Launched in September 2017, Marco Polo is a technology project led by TradeIX and a consortium of banks to build an open account trade finance platform powered by R3’s Corda blockchain framework. The project completed its first proof of concept in February 2018 and has since grown to be the largest and fastest-growing trade and working capital finance network in the world, says the consortium.

The network is live on R3’s Corda, with members of Marco Polo now gearing up for production. The project had originally expected to move into production by early-2019, but this date was pushed back to the latter half of the year, TradeIX declined to comment on the reason for the delay in a previous interview. A spokesperson for TradeIX tells GTR that, as of October 8, the platform is live and available for banks to on-board their clients. “We started with the receivables financing solution and are releasing other trade finance modules such as payment commitment and accounts payable financing in the first months of next year.”

Hyperledger Fabric-based, a rival blockchain platform also addressing open account trade finance, is already in production with 14 banks across Europe, GTR reported earlier this year.

The network completed its first live commercial trade finance pilots in March, whereby German banks Commerzbank and LBBW used the platform for two commercial transactions between technology company Voith and pump and valve manufacturer KSB. It facilitated another live pilot, involving Bangkok Bank and Commerzbank in May, which saw payment secured via Marco Polo for a trade exchange between German glass manufacturer Schott (the exporter and client of Commerzbank) and Thai packaging manufacturer APA Industries (the importer and client of Bangkok Bank).

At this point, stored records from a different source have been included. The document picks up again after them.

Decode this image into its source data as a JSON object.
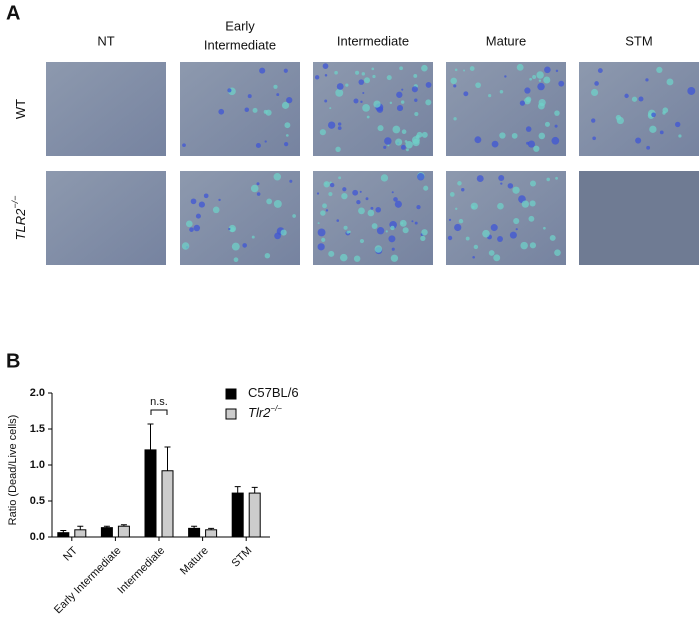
{
  "panel_a": {
    "label": "A",
    "columns": [
      [
        "NT"
      ],
      [
        "Early",
        "Intermediate"
      ],
      [
        "Intermediate"
      ],
      [
        "Mature"
      ],
      [
        "STM"
      ]
    ],
    "rows": [
      {
        "label": "WT"
      },
      {
        "label": "TLR2",
        "superscript": "−/−"
      }
    ]
  },
  "chart_data": {
    "type": "bar",
    "panel_label": "B",
    "y_label": "Ratio (Dead/Live cells)",
    "categories": [
      "NT",
      "Early Intermediate",
      "Intermediate",
      "Mature",
      "STM"
    ],
    "series": [
      {
        "name": "C57BL/6",
        "color": "#000000",
        "values": [
          0.06,
          0.13,
          1.21,
          0.12,
          0.61
        ],
        "errors": [
          0.03,
          0.02,
          0.36,
          0.03,
          0.09
        ]
      },
      {
        "name": "Tlr2",
        "name_superscript": "−/−",
        "color": "#cccccc",
        "values": [
          0.1,
          0.15,
          0.92,
          0.1,
          0.61
        ],
        "errors": [
          0.05,
          0.02,
          0.33,
          0.02,
          0.08
        ]
      }
    ],
    "ylim": [
      0,
      2.0
    ],
    "yticks": [
      {
        "value": 0,
        "label": "0.0"
      },
      {
        "value": 0.5,
        "label": "0.5"
      },
      {
        "value": 1.0,
        "label": "1.0"
      },
      {
        "value": 1.5,
        "label": "1.5"
      },
      {
        "value": 2.0,
        "label": "2.0"
      }
    ],
    "annotations": [
      {
        "text": "n.s.",
        "category": 2
      }
    ],
    "legend": "top-right"
  }
}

The most recent bank to join Marco Polo is BNY Mellon, in November. The full list of financial institutions involved in the trade finance initiative are: Alfa Bank, Anglo-Gulf Trade Bank, Bangkok Bank, Bank of America, Bayern LB, BNP Paribas, Bradesco, Commerzbank, Danske Bank, DNB, Helaba, ING, Intesa Sanpaolo, LBBW, National Australia Bank, National Bank of Fujairah, Natixis, NatWest, OP Financial Group, Raiffeisen Bank, SMBC, Standard Chartered Bank, Standard Bank and S-Servicepartner.